Так текли её мысли, и текла под пальцами печальная радужная вода. Пальцы после едко пахли машинным маслом и тухлой травой, и чтобы не испачкать отцовскую книгу, Олеся оттирала их предусмотрительно прихваченной из дома марлей – уж этого добра в доме, где бабушка – врач, хватало.
Томительно странно читались книги отца, геолога, погибшего в экспедиции, о которой мама наотрез отказывалась говорить даже спустя годы. На полях этих книг хорошо сохранились его карандашные пометки. В той, что о Москве, почти на каждой странице то телефон, то дата, то имя – да у Алексея Скворцова, кажется, весь город ходил в друзьях-приятелях! И оживали названия улиц, и подмигивали задорно окна, и взмахом занавесок провожали дома всегда желанного гостя – и по душам до рассвета поспорить горазд, и помочь, если что – в первых рядах, и когда надо – молчун надёжный.
Олеся всегда самую капельку завидовала брату, который помнил отца – Сашке было пять лет, когда… А ей самой только и запомнилось смутно, как ехала у отца на плечах, и от высоты замирало под ложечкой, а далеко внизу смеялась мама. Смеялась нежно, звонко, как смеются солнечные лучи добрым мартовским утром.
Да, да, да, поистине добрым бывает утро, которое начинается с аромата кофе, вошедшего в комнату… в сон… ой, как же пахнет!
Лиса осторожно приоткрыла левый глаз и тут же сощурилась обратно: Браун раздвинул занавески, и выцветшие светло-голубые обои резво отразили лучи шалого мартовского солнца.
– Вставай, красавица, проснись, открой сомкнуты негой взоры, – продекламировал он и протянул чашку с кофе к той части скомканного в изголовье одеяла, где, по его расчёту, должно было находиться лицо засони.
Засоня меж тем тайком любовалась склонившимся к ней, улыбаясь из темноты своего убежища свежести и силе его лица да окаймлённым густыми ресницами жарким карим глазам… завораживали они, как глаза рокотовских портретов. Однажды это открытие поразило Лису прямо в серединку сердца и осталось там навсегда.
Она приподнялась, приняла из его рук питьё и проворчала больше для виду:
– Уж даже и кофе твоё величество изобразил под цвет радужки.
– Да на здоровье, – ласково усмехнулся Браун и тихонько позвал, – Нинель… просыпайся, коф пришёл.

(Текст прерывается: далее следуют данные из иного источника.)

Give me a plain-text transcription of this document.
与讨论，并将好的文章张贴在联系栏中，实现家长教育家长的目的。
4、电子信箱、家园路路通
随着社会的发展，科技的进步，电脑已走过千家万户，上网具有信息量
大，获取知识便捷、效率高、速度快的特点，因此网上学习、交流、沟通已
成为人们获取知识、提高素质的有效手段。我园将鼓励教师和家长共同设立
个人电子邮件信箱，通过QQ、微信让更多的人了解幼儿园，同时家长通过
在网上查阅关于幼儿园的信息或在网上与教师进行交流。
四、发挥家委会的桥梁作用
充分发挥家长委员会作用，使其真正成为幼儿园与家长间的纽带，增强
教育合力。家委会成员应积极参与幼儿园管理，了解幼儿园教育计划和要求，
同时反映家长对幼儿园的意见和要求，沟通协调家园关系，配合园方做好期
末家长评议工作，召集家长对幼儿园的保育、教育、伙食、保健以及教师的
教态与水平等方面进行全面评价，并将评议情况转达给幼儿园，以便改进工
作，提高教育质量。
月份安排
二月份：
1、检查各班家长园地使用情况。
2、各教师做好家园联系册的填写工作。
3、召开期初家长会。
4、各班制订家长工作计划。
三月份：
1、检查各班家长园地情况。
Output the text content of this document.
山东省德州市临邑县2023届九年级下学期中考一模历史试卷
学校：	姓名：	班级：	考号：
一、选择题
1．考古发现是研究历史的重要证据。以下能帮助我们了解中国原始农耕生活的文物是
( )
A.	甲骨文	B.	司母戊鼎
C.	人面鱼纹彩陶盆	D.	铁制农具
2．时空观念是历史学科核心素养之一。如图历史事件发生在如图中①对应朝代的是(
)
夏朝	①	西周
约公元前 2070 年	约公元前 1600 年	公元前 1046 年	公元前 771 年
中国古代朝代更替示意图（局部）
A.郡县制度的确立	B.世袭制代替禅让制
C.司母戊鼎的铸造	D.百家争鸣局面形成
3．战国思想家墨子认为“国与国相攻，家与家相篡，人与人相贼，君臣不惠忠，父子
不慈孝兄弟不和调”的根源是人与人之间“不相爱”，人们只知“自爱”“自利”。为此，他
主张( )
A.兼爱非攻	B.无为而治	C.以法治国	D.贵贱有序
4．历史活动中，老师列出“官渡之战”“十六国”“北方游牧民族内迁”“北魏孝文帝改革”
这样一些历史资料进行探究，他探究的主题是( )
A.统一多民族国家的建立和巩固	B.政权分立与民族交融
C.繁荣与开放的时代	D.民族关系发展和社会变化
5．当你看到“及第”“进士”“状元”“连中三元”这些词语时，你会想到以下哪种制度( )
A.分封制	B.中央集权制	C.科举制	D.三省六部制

Лиса подняла от чашки заспанный взгляд – напротив её дивана, на кушетке, куда в последнее время перебрался ночевать Браун, разметалась спящая. Сон красит любую женщину – и пламенела она неведомым цветком, румянцем горячим, рыжими искрами рассыпанных по подушке прядей и вызывающе нежной белизной плеч пламенела женщина в колдовском своём сне.
Но вот пошевелилась она, потянулась сладко так, сладко, и сонные чары плавно сменились молодой, чуть нахальной, назло всему этому миру улыбкой:
– Привет, люди-звери, – пропела хрипловато Нинель, – Браун, ну ты же солнце!